Most people think Spotify is just a music streaming company. And it’s true. Spotify’s music streaming platform is second to none. The app is simple and easy to use. It’s also “smart.” The more you use Spotify, the better its artificial intelligence gets at recommending songs and artists you’ll like.

But we didn’t recommend Spotify for any of these reasons. We pounded the table on Spotify because it’s rapidly becoming something of a monopoly in the “audio industry.” It’s doing what Facebook did with social media, what Amazon did with online shopping, and what Google did with online advertising. And it isn’t just dominating the music market.

Spotify Has Made an Aggressive Push Into Podcasts

Podcasts are one of the fastest growing industries on the planet. Over the past decade, podcast usage has tripled. Much like Netflix did in streaming, Spotify has established itself as the world’s #1 destination for podcasts.

Last year, Spotify spent about $400 million on three podcast-related acquisitions: Parcast, Gimlet, and Anchor. Many analysts questioned these moves. They said Spotify was spending too much money.

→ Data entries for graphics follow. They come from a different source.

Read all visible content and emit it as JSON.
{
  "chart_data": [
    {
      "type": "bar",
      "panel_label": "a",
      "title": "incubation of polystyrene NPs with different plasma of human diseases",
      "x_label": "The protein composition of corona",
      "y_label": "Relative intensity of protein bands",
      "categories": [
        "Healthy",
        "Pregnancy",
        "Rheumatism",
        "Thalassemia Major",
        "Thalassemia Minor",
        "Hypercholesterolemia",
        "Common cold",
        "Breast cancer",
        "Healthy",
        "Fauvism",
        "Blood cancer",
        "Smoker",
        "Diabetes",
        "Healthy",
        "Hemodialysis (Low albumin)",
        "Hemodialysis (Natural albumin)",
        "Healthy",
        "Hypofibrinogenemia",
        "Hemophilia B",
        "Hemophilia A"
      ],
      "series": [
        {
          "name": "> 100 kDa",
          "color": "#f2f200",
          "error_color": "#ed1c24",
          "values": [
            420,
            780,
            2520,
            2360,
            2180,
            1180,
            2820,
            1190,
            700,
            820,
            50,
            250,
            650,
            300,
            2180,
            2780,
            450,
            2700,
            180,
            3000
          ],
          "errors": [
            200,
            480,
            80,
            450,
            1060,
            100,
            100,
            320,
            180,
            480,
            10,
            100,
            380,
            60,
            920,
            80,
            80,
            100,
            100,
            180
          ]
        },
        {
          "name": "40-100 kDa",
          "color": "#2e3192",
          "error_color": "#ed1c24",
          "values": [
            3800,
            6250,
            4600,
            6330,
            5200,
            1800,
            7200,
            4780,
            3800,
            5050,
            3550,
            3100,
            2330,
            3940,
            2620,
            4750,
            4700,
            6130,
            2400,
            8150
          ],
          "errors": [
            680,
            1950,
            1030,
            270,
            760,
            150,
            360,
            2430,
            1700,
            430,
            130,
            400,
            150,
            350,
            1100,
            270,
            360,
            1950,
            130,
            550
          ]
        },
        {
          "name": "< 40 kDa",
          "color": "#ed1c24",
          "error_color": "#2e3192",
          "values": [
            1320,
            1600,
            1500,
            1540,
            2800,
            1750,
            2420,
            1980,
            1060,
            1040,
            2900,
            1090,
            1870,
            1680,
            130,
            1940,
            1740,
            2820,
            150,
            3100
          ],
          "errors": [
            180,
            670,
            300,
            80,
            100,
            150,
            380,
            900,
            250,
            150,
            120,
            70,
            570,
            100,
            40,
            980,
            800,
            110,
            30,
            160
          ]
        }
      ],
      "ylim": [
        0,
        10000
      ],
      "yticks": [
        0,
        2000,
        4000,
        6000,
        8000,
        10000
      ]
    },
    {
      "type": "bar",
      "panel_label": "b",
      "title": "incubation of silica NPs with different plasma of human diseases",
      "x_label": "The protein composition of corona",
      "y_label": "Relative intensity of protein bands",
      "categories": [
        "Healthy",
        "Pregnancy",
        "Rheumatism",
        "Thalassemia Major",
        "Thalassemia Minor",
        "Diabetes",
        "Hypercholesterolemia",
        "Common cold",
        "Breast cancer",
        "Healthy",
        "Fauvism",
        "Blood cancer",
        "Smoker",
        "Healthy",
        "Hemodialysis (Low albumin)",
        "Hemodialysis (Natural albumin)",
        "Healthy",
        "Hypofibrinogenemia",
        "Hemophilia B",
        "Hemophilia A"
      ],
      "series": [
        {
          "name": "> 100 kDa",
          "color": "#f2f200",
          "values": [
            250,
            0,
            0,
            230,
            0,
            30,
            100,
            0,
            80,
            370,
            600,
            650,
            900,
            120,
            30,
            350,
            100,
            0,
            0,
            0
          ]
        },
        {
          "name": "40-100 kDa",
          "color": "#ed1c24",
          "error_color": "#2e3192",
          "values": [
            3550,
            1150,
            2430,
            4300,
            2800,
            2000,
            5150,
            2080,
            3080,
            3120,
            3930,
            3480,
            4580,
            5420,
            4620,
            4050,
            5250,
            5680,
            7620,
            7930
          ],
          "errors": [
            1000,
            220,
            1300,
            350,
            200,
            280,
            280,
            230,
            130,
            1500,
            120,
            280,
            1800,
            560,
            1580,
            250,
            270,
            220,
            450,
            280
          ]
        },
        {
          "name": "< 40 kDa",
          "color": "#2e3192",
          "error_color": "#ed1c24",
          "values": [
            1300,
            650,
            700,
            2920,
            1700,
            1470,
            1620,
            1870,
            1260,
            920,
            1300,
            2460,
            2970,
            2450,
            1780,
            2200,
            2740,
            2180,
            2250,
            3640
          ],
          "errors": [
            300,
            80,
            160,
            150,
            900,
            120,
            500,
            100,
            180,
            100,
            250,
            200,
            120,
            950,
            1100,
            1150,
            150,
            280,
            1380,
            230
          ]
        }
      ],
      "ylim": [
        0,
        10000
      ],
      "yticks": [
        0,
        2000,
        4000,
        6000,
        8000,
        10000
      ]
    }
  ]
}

They were wrong. Spotify’s big bet on podcasts is really paying off. In February, it acquired the wildly popular Bill Simmons Podcast.

Spotify followed that up two months later by acquiring The Joe Rogan Experience—the world’s most popular podcast. A couple of weeks ago, Spotify signed an exclusive deal with Kim Kardashian.

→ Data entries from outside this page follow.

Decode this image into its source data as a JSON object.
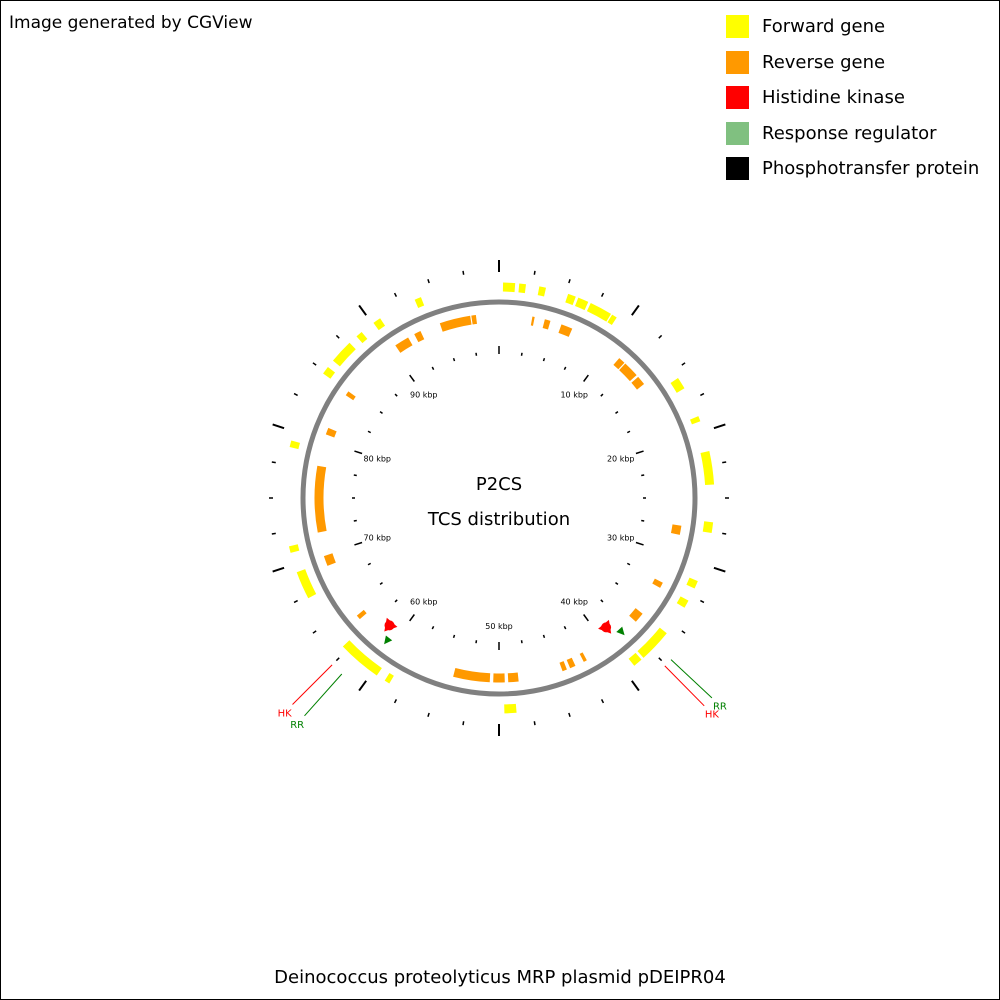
{
  "credit": "Image generated by CGView",
  "center": {
    "line1": "P2CS",
    "line2": "TCS distribution"
  },
  "footer": "Deinococcus proteolyticus MRP plasmid pDEIPR04",
  "legend": [
    {
      "label": "Forward gene",
      "color": "#ffff00"
    },
    {
      "label": "Reverse gene",
      "color": "#ff9900"
    },
    {
      "label": "Histidine kinase",
      "color": "#ff0000"
    },
    {
      "label": "Response regulator",
      "color": "#80c080"
    },
    {
      "label": "Phosphotransfer protein",
      "color": "#000000"
    }
  ],
  "colors": {
    "backbone": "#808080",
    "forward": "#ffff00",
    "reverse": "#ff9900",
    "hk": "#ff0000",
    "rr": "#008000",
    "tick": "#000000"
  },
  "genome": {
    "length_kbp": 100,
    "tick_labels": [
      "10 kbp",
      "20 kbp",
      "30 kbp",
      "40 kbp",
      "50 kbp",
      "60 kbp",
      "70 kbp",
      "80 kbp",
      "90 kbp"
    ],
    "forward_genes_kbp": [
      [
        0.3,
        1.2
      ],
      [
        1.5,
        2.0
      ],
      [
        3.0,
        3.5
      ],
      [
        5.2,
        5.8
      ],
      [
        6.0,
        6.8
      ],
      [
        7.0,
        8.7
      ],
      [
        8.8,
        9.2
      ],
      [
        15.6,
        16.5
      ],
      [
        18.8,
        19.2
      ],
      [
        21.5,
        24.0
      ],
      [
        26.8,
        27.6
      ],
      [
        31.3,
        31.9
      ],
      [
        32.9,
        33.5
      ],
      [
        35.8,
        38.3
      ],
      [
        38.5,
        39.2
      ],
      [
        48.7,
        49.6
      ],
      [
        58.5,
        58.9
      ],
      [
        59.6,
        62.9
      ],
      [
        67.3,
        69.4
      ],
      [
        70.9,
        71.4
      ],
      [
        78.8,
        79.3
      ],
      [
        84.8,
        85.4
      ],
      [
        86.0,
        87.8
      ],
      [
        88.5,
        89.0
      ],
      [
        90.1,
        90.7
      ],
      [
        93.6,
        94.1
      ]
    ],
    "reverse_genes_kbp": [
      [
        2.9,
        3.1
      ],
      [
        4.0,
        4.5
      ],
      [
        5.5,
        6.5
      ],
      [
        11.3,
        11.9
      ],
      [
        12.0,
        13.4
      ],
      [
        13.6,
        14.4
      ],
      [
        27.4,
        28.2
      ],
      [
        32.6,
        33.1
      ],
      [
        35.8,
        36.7
      ],
      [
        42.1,
        42.4
      ],
      [
        43.2,
        43.7
      ],
      [
        44.0,
        44.4
      ],
      [
        48.3,
        49.2
      ],
      [
        49.5,
        50.5
      ],
      [
        50.8,
        54.0
      ],
      [
        63.6,
        64.0
      ],
      [
        69.0,
        69.9
      ],
      [
        72.0,
        77.8
      ],
      [
        80.6,
        81.2
      ],
      [
        84.4,
        84.8
      ],
      [
        90.5,
        91.8
      ],
      [
        92.4,
        93.0
      ],
      [
        94.8,
        97.5
      ],
      [
        97.6,
        98.0
      ]
    ],
    "hk_kbp": [
      39.0,
      61.3
    ],
    "rr_kbp": [
      38.2,
      60.6
    ],
    "callouts": [
      {
        "kbp": 37.6,
        "label": "HK",
        "type": "hk"
      },
      {
        "kbp": 37.0,
        "label": "RR",
        "type": "rr"
      },
      {
        "kbp": 62.5,
        "label": "HK",
        "type": "hk"
      },
      {
        "kbp": 61.6,
        "label": "RR",
        "type": "rr"
      }
    ]
  }
}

The next day, Spotify announced it had inked an exclusive partnership with DC and Warner Bros. In short, the world’s biggest podcasters, influencers, and brands are partnering exclusively with Spotify.

Spotify Cornering the Podcast Industry Should Be THE Biggest Story in the Business World

It’s going to make Spotify an even stronger business than it is today. You see, people still listen to old songs from 40 years ago. But most podcasts go “stale” quickly. So, people will typically download several new podcasts a week to keep up with their favorite programs. Every download feeds into Spotify’s growing “targeted advertising” business.

And its domination comes with another advantage: leverage over music labels. Eventually, Spotify will have so much leverage that the best rising music artists will sign directly with Spotify. That’s right.

I believe Spotify will eventually become the world’s largest music label.

Spotify Is Winning Over People’s Ears the Same Way Netflix Won People’s Eyeballs

In its early days, Netflix was just a “platform” where folks could watch TV shows and movies created by others. The real secret to Netflix’s success was what it did next.

It leveraged its powerful position as the dominant streaming platform to invest in content. Today, many of the world’s most popular shows, movies, and specials are produced and owned by Netflix.

I’m talking about wildly popular shows like Dave Chapelle’s comedy specials, “viral” hits like Tiger King, and acclaimed TV series like Ozark.

Spotify is well on its way to achieving the same with music and podcasts. And investors are finally taking notice. The stock has soared a 125% since March!

That’s a staggering move. We’re talking about a company worth 50 billion dollars, not a small, speculative biotech stock.

Spotify is, without question, one of the hottest stocks in the world. Eventually, it will likely be worth hundreds of billions of dollars and considered a “hall of fame” stock.